Continued Orange
Posted by Ian Pottmeyer on October 30, 2007 at 02:31 PM
What can I say, Valve was nice enough to include commentary tracks for all of their games, and I can't help but comment on it.
So the topic du jour is Team Fortress 2, released after all these years. (I have some things to say about Episode 2, but they'd be spoilerific, so I'm going to hold off for a while.) For anyone not familiar with TF2, it's a multiplayer only team-based shooter (red players vs. blue players), where each player picks one of nine distinct player classes to use for the round. The way the game plays changes depending on what class you're playing as.

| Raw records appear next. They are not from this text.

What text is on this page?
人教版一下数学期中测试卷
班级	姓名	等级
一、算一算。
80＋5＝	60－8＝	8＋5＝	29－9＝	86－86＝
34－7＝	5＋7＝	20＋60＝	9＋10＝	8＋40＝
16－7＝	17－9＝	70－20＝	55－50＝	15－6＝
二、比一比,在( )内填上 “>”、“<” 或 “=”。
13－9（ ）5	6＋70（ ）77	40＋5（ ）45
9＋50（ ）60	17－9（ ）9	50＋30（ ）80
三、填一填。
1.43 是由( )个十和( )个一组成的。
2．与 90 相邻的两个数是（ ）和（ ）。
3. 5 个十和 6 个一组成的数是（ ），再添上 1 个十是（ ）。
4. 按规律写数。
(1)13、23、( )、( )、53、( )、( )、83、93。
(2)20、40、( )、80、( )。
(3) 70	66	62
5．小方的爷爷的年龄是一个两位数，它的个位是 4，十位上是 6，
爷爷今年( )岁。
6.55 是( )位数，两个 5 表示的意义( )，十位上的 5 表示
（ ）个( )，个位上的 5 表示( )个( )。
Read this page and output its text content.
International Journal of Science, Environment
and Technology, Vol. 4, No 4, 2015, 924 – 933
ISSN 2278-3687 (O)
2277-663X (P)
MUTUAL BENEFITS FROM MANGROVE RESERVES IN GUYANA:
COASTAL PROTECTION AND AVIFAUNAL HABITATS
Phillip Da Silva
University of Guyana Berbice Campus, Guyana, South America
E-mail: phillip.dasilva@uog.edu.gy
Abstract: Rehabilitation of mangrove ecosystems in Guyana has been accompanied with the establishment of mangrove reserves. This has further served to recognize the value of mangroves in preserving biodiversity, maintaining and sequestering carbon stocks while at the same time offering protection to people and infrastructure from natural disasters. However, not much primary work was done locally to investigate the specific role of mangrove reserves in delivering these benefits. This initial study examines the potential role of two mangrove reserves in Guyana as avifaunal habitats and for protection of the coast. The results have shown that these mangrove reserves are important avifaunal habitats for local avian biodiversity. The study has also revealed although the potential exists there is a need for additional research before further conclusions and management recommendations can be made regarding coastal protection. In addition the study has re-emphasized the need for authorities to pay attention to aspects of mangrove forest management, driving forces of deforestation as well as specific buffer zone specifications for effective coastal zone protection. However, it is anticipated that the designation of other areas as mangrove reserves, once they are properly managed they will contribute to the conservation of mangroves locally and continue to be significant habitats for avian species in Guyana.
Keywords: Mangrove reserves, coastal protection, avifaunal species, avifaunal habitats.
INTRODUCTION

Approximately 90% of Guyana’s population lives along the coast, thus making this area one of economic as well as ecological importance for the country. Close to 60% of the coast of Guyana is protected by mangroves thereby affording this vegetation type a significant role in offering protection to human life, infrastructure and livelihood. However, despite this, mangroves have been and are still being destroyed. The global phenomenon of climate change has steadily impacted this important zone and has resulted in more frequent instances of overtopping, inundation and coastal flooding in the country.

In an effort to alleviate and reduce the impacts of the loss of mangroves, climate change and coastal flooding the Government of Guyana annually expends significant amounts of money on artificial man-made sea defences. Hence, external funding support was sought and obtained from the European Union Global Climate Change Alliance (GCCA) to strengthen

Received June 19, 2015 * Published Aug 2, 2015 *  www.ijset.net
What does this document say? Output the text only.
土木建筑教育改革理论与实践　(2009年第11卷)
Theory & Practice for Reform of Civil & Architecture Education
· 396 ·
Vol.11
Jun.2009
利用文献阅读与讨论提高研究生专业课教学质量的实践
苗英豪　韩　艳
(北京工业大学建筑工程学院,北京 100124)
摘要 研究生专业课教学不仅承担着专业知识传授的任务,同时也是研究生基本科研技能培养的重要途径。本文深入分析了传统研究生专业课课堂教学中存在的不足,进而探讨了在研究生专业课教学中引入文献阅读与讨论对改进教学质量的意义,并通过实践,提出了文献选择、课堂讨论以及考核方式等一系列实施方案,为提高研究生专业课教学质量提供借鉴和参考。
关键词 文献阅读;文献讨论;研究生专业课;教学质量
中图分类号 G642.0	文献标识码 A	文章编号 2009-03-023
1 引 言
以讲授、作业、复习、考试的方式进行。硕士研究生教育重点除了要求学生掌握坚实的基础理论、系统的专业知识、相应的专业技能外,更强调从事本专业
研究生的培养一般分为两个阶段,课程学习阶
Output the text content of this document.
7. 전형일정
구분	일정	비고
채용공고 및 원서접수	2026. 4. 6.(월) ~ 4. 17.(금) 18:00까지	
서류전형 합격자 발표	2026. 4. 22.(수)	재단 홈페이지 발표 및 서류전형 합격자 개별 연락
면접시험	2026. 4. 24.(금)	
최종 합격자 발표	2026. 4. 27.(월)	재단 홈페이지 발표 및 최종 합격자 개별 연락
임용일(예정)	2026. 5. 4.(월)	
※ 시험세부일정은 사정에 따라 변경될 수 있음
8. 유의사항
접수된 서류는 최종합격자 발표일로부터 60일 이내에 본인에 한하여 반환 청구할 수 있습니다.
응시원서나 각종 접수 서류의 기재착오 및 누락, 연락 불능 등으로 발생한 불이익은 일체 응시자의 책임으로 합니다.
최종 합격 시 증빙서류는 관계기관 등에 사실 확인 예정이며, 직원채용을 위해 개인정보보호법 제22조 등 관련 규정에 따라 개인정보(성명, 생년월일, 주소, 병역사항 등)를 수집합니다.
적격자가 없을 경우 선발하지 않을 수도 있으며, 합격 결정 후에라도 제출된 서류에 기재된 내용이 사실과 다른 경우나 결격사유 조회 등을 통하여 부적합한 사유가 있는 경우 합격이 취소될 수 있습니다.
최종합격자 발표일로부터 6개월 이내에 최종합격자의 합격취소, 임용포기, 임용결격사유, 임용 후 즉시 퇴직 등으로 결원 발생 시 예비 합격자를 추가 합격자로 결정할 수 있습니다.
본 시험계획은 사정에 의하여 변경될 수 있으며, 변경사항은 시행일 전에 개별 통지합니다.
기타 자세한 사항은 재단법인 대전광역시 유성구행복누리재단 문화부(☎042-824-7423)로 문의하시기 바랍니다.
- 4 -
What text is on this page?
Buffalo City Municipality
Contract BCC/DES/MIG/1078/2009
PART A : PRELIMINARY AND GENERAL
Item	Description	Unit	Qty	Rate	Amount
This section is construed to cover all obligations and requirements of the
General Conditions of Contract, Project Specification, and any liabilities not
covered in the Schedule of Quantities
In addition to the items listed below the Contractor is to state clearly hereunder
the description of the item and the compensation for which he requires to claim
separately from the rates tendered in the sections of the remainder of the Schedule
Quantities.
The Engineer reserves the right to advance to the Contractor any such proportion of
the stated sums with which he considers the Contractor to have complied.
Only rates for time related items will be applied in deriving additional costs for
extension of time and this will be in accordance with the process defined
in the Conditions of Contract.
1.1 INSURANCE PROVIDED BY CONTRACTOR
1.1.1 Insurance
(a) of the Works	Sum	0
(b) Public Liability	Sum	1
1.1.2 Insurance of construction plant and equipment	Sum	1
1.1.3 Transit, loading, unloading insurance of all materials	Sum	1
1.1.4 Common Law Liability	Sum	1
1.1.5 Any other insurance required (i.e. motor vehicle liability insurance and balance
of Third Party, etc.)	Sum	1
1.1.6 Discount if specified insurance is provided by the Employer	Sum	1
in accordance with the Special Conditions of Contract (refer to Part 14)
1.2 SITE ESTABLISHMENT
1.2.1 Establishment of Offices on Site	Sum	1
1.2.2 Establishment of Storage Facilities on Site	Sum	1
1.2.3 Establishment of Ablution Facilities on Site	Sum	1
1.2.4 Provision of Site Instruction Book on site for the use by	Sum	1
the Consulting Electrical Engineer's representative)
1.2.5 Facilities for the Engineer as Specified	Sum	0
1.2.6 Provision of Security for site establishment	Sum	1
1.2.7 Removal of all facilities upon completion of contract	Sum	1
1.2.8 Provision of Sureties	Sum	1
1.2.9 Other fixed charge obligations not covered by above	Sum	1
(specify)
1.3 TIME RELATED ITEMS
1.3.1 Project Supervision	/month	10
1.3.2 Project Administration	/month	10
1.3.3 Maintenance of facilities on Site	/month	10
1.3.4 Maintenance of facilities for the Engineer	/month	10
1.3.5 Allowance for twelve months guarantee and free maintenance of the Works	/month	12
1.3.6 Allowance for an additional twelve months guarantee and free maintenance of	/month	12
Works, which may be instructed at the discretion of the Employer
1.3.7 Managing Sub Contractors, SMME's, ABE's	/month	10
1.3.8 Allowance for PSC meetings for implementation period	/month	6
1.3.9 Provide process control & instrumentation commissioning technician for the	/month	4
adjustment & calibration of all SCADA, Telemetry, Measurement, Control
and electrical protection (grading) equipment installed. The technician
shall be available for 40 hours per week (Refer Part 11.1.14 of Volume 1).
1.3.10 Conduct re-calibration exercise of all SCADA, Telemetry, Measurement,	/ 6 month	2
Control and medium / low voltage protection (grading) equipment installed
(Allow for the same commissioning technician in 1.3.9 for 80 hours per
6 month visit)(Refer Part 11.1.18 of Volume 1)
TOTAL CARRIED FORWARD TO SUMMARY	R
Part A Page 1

Most of the commentary isn't really applicable to ARGs, unfortunately, but there was one bit that really stuck out at me. When they were designing the different classes, they realized at some point that it was nearly impossible to get an entire team to work together, as everybody had their own personal goals they were trying to achieve. Their solution to this was to build each level to encourage pairs of players to work together.
This is a good idea for designing almost any kind of multiplayer game. You can never expect full cooperation from your players, but you can expect small groups with similar goals to band together, and you should design with that in mind.
In an ARG, you might have a lot of small puzzles that all fit together into something more when they're solved. When that happens, the community feels pride at how they all worked together to accomplish a tremendous feat. In reality, of couse, they didn't work together at all. They worked individually (or in small groups) to solve smaller problems.
Perhaps the most important game design decision you can make is deciding how you want the players to play your game. Once you've figured that out, a lot of the remaining design can be deduced by asking "does this help the players behave the way I want them to?"